I was in Berkeley, California last month to attend the 2016 World Vegan Summit and Expo held at the U.C. Berkeley campus. It was three days of very interesting presentations and I attended almost all of them. Some resembled college lectures in their depth and delivery. (Many of the presenters were from academia.) Others were artistic in nature and included a poet, an illustrator, a comedian, and musicians, all of whom used their artistry to promote veganism.
I ran the first two mornings—barefoot the first day through the campus and surrounding neighborhood, then in minimalist sandals the following morning on and out-and-back route that took me up fairly smooth dirt trails winding through the wooded hills above the campus.
The barefoot run was nice because the sidewalks were largely free of the tiny, sharply textured decomposed granite gravel that I frequently encounter where I live in Phoenix. But compared to Arizona State University (ASU), where I’ve run barefoot a number of times, U.C. Berkeley had more asphalt walkways, and some of them included really rough patches that were uncomfortable to run on. I also came across some old, fairly rough exposed aggregate concrete paving. I did appreciate the hilly nature of much of the Berkeley campus compared to ASU’s pancake flat geography.

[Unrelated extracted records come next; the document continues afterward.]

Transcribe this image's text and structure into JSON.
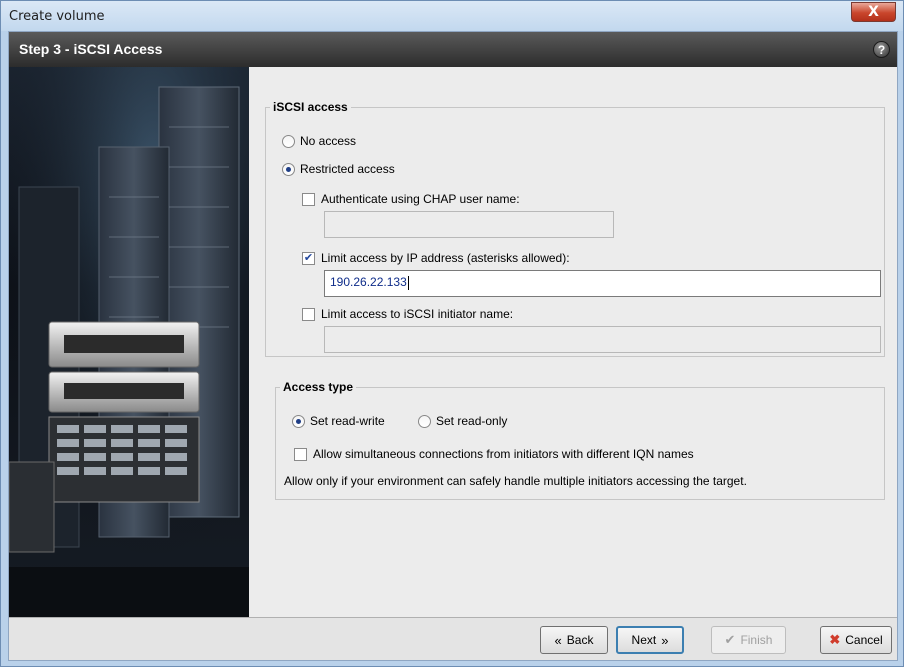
{
  "window": {
    "title": "Create volume",
    "close_glyph": "X"
  },
  "header": {
    "step_title": "Step 3 - iSCSI Access",
    "help_glyph": "?"
  },
  "iscsi_access": {
    "legend": "iSCSI access",
    "no_access_label": "No access",
    "restricted_access_label": "Restricted access",
    "selected": "restricted",
    "chap": {
      "label": "Authenticate using CHAP user name:",
      "checked": false,
      "value": ""
    },
    "ip": {
      "label": "Limit access by IP address (asterisks allowed):",
      "checked": true,
      "value": "190.26.22.133"
    },
    "initiator": {
      "label": "Limit access to iSCSI initiator name:",
      "checked": false,
      "value": ""
    }
  },
  "access_type": {
    "legend": "Access type",
    "read_write_label": "Set read-write",
    "read_only_label": "Set read-only",
    "selected": "read-write",
    "simultaneous": {
      "label": "Allow simultaneous connections from initiators with different IQN names",
      "checked": false
    },
    "note": "Allow only if your environment can safely handle multiple initiators accessing the target."
  },
  "footer": {
    "back_label": "Back",
    "next_label": "Next",
    "finish_label": "Finish",
    "cancel_label": "Cancel"
  },
  "icons": {
    "back": "double-chevron-left-icon",
    "next": "double-chevron-right-icon",
    "finish": "checkmark-icon",
    "cancel": "red-x-icon",
    "help": "help-icon"
  },
  "colors": {
    "header_bg": "#3a3a3a",
    "window_frame": "#b9d1ea",
    "close_red": "#c9462c",
    "link_blue": "#0f2d8a"
  }
}
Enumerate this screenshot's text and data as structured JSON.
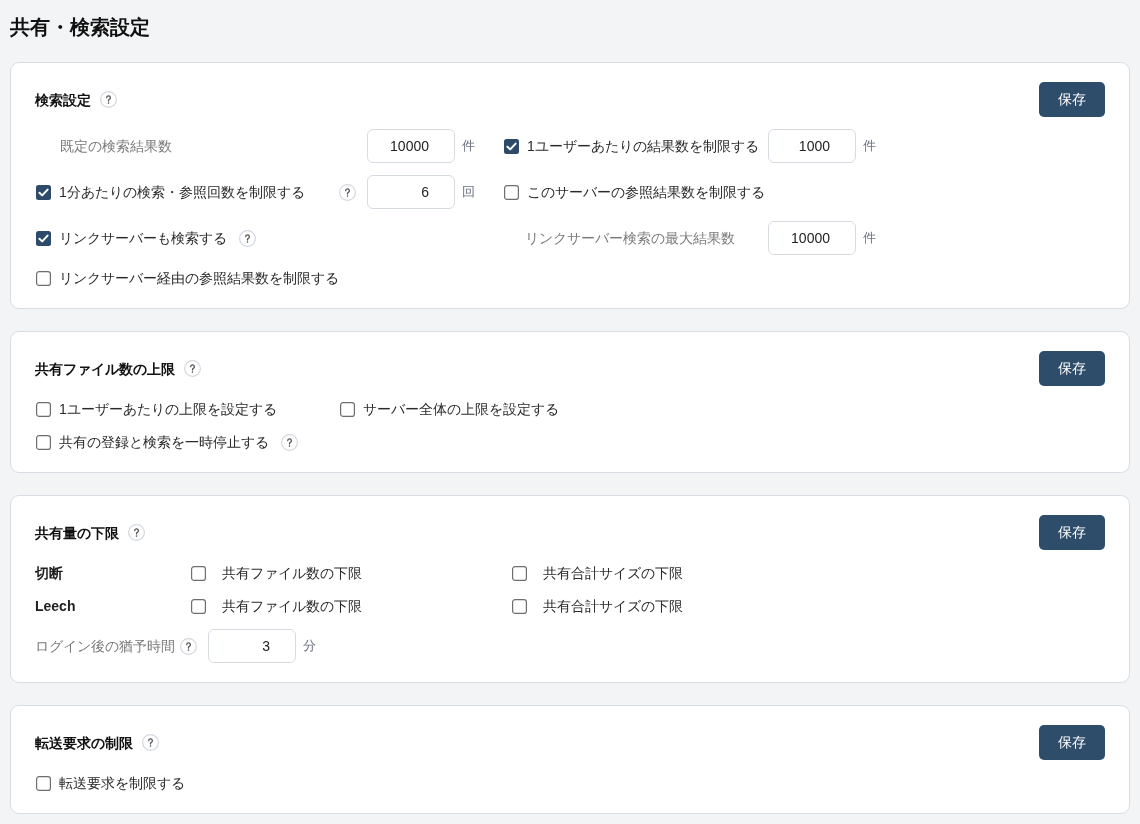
{
  "page": {
    "title": "共有・検索設定"
  },
  "sections": [
    {
      "kind": "search",
      "title": "検索設定",
      "help": true,
      "save_button": "保存",
      "rows": [
        {
          "items": [
            {
              "kind": "number",
              "label": "既定の検索結果数",
              "value": "10000",
              "unit": "件"
            },
            {
              "kind": "check_number",
              "label": "1ユーザーあたりの結果数を制限する",
              "checked": true,
              "value": "1000",
              "unit": "件"
            }
          ]
        },
        {
          "items": [
            {
              "kind": "check_number",
              "label": "1分あたりの検索・参照回数を制限する",
              "checked": true,
              "help": true,
              "value": "6",
              "unit": "回"
            },
            {
              "kind": "check",
              "label": "このサーバーの参照結果数を制限する",
              "checked": false
            }
          ]
        },
        {
          "items": [
            {
              "kind": "check",
              "label": "リンクサーバーも検索する",
              "checked": true,
              "help": true
            },
            {
              "kind": "number",
              "label": "リンクサーバー検索の最大結果数",
              "value": "10000",
              "unit": "件"
            }
          ]
        },
        {
          "items": [
            {
              "kind": "check",
              "label": "リンクサーバー経由の参照結果数を制限する",
              "checked": false
            }
          ]
        }
      ]
    },
    {
      "kind": "checks",
      "title": "共有ファイル数の上限",
      "help": true,
      "save_button": "保存",
      "rows": [
        {
          "items": [
            {
              "kind": "check",
              "label": "1ユーザーあたりの上限を設定する",
              "checked": false
            },
            {
              "kind": "check",
              "label": "サーバー全体の上限を設定する",
              "checked": false
            }
          ]
        },
        {
          "items": [
            {
              "kind": "check",
              "label": "共有の登録と検索を一時停止する",
              "checked": false,
              "help": true
            }
          ]
        }
      ]
    },
    {
      "kind": "minimums",
      "title": "共有量の下限",
      "help": true,
      "save_button": "保存",
      "rows": [
        {
          "label": "切断",
          "items": [
            {
              "label": "共有ファイル数の下限",
              "checked": false
            },
            {
              "label": "共有合計サイズの下限",
              "checked": false
            }
          ]
        },
        {
          "label": "Leech",
          "items": [
            {
              "label": "共有ファイル数の下限",
              "checked": false
            },
            {
              "label": "共有合計サイズの下限",
              "checked": false
            }
          ]
        }
      ],
      "grace": {
        "label": "ログイン後の猶予時間",
        "help": true,
        "value": "3",
        "unit": "分"
      }
    },
    {
      "kind": "checks",
      "title": "転送要求の制限",
      "help": true,
      "save_button": "保存",
      "rows": [
        {
          "items": [
            {
              "kind": "check",
              "label": "転送要求を制限する",
              "checked": false
            }
          ]
        }
      ]
    }
  ]
}
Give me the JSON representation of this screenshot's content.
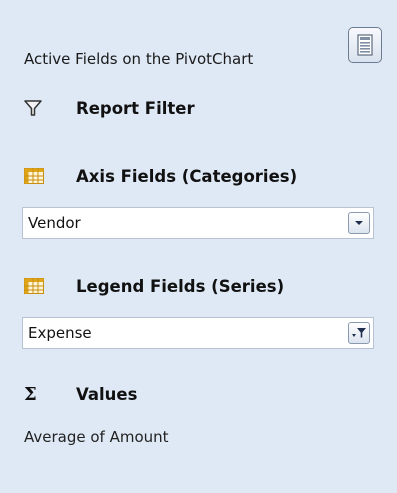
{
  "header": {
    "title": "Active Fields on the PivotChart",
    "layout_button_icon": "field-list-layout-icon"
  },
  "sections": {
    "report_filter": {
      "label": "Report Filter",
      "icon": "filter-funnel-icon"
    },
    "axis_fields": {
      "label": "Axis Fields (Categories)",
      "icon": "grid-table-icon",
      "items": [
        {
          "label": "Vendor",
          "button_icon": "dropdown-arrow-icon"
        }
      ]
    },
    "legend_fields": {
      "label": "Legend Fields (Series)",
      "icon": "grid-table-icon",
      "items": [
        {
          "label": "Expense",
          "button_icon": "filtered-dropdown-icon"
        }
      ]
    },
    "values": {
      "label": "Values",
      "icon_symbol": "Σ",
      "items": [
        {
          "label": "Average of Amount"
        }
      ]
    }
  },
  "colors": {
    "background": "#dfe9f5",
    "box_border": "#b7c3d2",
    "grid_icon": "#e0a418"
  }
}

The second run was quite enjoyable, starting out in the fog then gradually climbing a few miles until I was looking down on a dense puffy layer of white. There was one short but very steep section where I walked. The surface was ideal for my thin sandals, and the frequent wide turns and elevation changes added visual interest. It was a very extensive network of trails and fire roads. No doubt, the U.C. Berkeley cross-country team uses it frequently for training.
On the decent I came across some human barefoot prints. I wasn’t sure if they were from walking or running. Later, I spotted what I think was a group of wild turkeys walking near the road just above the university’s football stadium.
By the end of the run my feet and ankles were coated with a fine layer of dirt that at a quick glance resembled a suntan. While sitting in the ballroom later that morning at the Vegan Summit, wearing the same sandals, I looked down at one point and noticed a small patch on my ankle where the soap and shower water had missed, and a thin layer of trail dirt remained.